Melinda has nickles and quarters in her bank. She has 8 fewer nickles than quarters. Her total is $3.20 how many of each coin does she have?
Step 1 - Identify and label the unkhowns
How many of each coin (nickles and quarters) does she have?
Let x = the number of nickles that Melinda has in her bank
Let y = the number of quarters she has in her bank
Step 2 - There are two unknowns (x and y), so we need two equations to solve for the unknowns.
Equation 1 She has 8 fewer nickles than quarters
Number of nickles (x) = Number of quarters (y) minus 8
x = y - 8
Equation 2 Her total is $3.20
Each nickles is worth 5 cents or $0.05. Each quarter is worth 25 cents or $0.25
Number of nickles*$0.05 + number of quarters*$0.25 = $3.20
0.05x + 0.25y = $3.20
Step 3 - Substitute y-8 from equation 1 for x in equation 2.

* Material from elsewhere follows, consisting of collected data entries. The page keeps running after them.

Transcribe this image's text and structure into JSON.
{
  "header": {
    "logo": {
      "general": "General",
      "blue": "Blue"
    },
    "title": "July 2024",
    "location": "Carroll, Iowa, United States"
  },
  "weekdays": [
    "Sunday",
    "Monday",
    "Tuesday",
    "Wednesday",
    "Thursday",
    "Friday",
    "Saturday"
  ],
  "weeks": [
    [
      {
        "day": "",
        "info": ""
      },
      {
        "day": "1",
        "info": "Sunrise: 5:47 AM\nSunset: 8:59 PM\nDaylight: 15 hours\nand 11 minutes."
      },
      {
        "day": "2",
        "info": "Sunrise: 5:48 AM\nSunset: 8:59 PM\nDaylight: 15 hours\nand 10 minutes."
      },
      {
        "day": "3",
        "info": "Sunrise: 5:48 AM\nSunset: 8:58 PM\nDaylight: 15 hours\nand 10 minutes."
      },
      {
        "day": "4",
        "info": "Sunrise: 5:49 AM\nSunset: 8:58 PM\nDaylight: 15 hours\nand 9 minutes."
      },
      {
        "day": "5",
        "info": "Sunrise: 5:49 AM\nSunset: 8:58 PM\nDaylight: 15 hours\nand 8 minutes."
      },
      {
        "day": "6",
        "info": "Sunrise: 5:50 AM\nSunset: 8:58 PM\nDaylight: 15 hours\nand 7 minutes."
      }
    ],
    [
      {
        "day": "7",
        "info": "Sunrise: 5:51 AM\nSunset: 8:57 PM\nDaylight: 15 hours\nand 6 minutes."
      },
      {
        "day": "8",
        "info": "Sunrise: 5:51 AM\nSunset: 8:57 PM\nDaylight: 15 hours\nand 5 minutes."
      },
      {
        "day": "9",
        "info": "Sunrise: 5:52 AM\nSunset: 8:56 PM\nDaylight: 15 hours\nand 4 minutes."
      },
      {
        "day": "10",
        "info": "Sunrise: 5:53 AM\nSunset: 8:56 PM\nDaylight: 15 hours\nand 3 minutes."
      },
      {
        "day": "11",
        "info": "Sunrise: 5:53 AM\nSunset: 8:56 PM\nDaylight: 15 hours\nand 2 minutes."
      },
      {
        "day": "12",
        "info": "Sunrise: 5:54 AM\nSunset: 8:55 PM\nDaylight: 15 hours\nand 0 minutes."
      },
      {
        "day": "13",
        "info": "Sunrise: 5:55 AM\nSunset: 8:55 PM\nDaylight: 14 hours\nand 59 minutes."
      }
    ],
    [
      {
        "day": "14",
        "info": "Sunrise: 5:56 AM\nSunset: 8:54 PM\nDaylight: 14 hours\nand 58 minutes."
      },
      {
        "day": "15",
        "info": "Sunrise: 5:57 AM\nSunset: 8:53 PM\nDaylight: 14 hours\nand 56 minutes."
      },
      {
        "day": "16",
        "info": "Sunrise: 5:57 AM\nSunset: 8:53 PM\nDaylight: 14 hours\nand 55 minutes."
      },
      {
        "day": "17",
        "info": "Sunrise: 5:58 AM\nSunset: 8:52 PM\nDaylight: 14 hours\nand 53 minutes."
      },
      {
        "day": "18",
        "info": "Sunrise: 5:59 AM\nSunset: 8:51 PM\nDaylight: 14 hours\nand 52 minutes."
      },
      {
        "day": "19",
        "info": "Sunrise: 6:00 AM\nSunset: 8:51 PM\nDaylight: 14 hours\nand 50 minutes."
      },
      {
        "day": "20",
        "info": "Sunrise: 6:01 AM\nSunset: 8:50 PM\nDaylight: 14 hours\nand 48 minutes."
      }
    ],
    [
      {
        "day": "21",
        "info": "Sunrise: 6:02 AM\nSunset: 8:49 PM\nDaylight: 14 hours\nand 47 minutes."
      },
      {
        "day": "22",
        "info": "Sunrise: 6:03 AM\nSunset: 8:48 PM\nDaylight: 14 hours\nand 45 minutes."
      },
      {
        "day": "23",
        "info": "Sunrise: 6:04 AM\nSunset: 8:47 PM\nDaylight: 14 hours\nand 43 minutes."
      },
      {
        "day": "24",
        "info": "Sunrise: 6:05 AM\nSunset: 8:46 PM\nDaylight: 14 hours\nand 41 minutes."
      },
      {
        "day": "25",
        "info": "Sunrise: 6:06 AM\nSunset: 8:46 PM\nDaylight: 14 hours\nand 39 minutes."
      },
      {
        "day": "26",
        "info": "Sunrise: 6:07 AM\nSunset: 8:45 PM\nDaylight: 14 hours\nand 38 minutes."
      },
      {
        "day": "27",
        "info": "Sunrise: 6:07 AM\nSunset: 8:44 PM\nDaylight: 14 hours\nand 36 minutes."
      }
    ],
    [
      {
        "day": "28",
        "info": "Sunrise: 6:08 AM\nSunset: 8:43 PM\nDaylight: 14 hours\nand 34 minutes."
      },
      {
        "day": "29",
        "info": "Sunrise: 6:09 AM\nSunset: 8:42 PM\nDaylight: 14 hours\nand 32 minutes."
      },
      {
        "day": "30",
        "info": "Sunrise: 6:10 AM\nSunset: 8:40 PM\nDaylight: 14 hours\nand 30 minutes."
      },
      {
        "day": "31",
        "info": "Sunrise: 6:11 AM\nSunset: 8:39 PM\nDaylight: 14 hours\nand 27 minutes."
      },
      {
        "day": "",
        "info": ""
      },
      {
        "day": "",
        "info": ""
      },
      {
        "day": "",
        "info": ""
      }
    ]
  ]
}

0.05x + 0.25y = $3.20 (Equation 2)
0.05(y-8) + 0.25y = $3.20 (Substitute y-8 for x)
0.05y - (0.05)(8) + 0.25y = $3.20 (Multiply 0.05 across the terms in the ( ))
0.30y = $3.60 ( Add terms)
Solve for y. Then solve for x, where x = y-8.
Step 4 - Check by:
Adding your x and y values into equation 2 (0.05x + 0.25y = $3.20) and verifying they add up to $3.20.